Protein-driven dynamics of pre-mRNA splicing catalysis through single-molecule microscopy
One primary focus of our research program is to advance our fundamental mechanistic understanding of how human-specific splicing factors that mediate splice site usage localize within the spliceosome and how they chaperone splice site selection in human cells. Using a combination of splicing extract derived from stable mammalian cell lines and fluorescence single molecule microscopy this work aims to answer the following questions: What’s the structural and/or sequential basis of recognition by the spliceosome for the correct splice sites and how do splicing-specific RNA helicases mediate that recognition?
Two long-term goals of this project are:
- Reveal the molecular mechanisms used by human specific splicing factors to guide splice site selection during pre-mRNA exon ligation.

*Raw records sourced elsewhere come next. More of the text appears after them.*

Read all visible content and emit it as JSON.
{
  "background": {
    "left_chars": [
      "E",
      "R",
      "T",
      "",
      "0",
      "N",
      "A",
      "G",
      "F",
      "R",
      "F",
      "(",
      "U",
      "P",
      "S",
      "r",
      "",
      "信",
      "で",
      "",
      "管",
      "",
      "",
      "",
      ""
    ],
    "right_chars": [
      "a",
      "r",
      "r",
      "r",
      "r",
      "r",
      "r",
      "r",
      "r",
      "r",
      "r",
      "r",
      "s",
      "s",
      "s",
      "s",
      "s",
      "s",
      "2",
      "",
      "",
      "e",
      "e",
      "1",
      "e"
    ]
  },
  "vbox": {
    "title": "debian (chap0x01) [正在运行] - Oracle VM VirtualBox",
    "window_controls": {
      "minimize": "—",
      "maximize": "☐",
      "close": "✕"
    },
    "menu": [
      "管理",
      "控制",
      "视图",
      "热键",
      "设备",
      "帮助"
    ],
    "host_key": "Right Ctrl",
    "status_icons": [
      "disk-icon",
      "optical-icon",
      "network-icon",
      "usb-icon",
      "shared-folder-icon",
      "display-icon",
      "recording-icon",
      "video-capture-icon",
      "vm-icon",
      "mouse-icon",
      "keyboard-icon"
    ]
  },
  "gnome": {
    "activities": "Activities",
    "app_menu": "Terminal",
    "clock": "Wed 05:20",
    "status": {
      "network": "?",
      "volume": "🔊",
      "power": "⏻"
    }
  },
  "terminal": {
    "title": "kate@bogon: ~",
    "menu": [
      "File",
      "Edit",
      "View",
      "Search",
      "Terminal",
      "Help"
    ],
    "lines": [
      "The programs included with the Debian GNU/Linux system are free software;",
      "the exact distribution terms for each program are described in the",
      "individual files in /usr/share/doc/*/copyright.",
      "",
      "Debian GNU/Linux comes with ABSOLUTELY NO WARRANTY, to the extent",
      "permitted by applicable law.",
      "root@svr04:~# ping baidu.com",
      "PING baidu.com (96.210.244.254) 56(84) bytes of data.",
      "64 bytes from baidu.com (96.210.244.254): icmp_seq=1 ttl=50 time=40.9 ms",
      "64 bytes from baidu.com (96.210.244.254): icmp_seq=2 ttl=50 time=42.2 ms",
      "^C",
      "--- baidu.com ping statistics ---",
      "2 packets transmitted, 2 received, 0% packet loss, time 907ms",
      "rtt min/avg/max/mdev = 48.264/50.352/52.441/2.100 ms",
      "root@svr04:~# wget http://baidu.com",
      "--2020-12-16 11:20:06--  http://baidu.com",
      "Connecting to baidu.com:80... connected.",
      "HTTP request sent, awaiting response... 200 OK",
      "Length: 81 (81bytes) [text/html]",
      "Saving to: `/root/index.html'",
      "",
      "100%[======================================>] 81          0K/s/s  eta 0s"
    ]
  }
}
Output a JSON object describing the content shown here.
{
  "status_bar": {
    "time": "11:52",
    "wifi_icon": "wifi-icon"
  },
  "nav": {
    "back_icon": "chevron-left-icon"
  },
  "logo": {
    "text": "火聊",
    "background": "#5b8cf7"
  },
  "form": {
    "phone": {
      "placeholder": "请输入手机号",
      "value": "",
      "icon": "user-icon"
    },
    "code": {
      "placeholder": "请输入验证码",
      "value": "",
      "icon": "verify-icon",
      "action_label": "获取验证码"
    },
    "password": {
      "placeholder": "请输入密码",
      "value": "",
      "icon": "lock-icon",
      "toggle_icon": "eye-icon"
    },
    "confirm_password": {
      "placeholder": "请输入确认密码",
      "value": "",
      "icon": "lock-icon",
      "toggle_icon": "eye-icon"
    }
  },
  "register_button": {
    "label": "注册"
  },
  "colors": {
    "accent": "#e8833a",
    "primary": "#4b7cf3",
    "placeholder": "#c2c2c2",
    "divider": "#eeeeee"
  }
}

- Dissect how RNA helicases associated with the catalytic steps of splicing couple ATP-hydrolysis to drive the mechanical work leading to spliceosome remodeling, proofreading of splice site choice, and alternative splicing of human transcripts.
This work is supported through NIH grant R00GM144735.
Kinetic mechanism of R-loop resolution catalyzed by DDX5
Another focus of our research program is to biophysically characterize the molecular mechanism of R-loop resolution catalyzed by DDX5 and its binding partners. R-loops are three-stranded nucleic acid structures that consist of an RNA-DNA hybrid bound to a second DNA strand, and they play a critical role in transcription regulation, DNA repair, and telomere maintenance. DDX5, an RNA helicase, has been shown to resolve R-loops, but the interaction between DDX5 and R-loops has not been well characterized.
Using a combination of rapid-mixing and analytical ultracentrifugation experiments, this project seeks to answer questions such as:
- What is the kinetic mechanism of R-loop resolution catalyzed by DDX5 and its binding partners?
- How do DDX5 and other DDX5 binding partners complex with R-loops?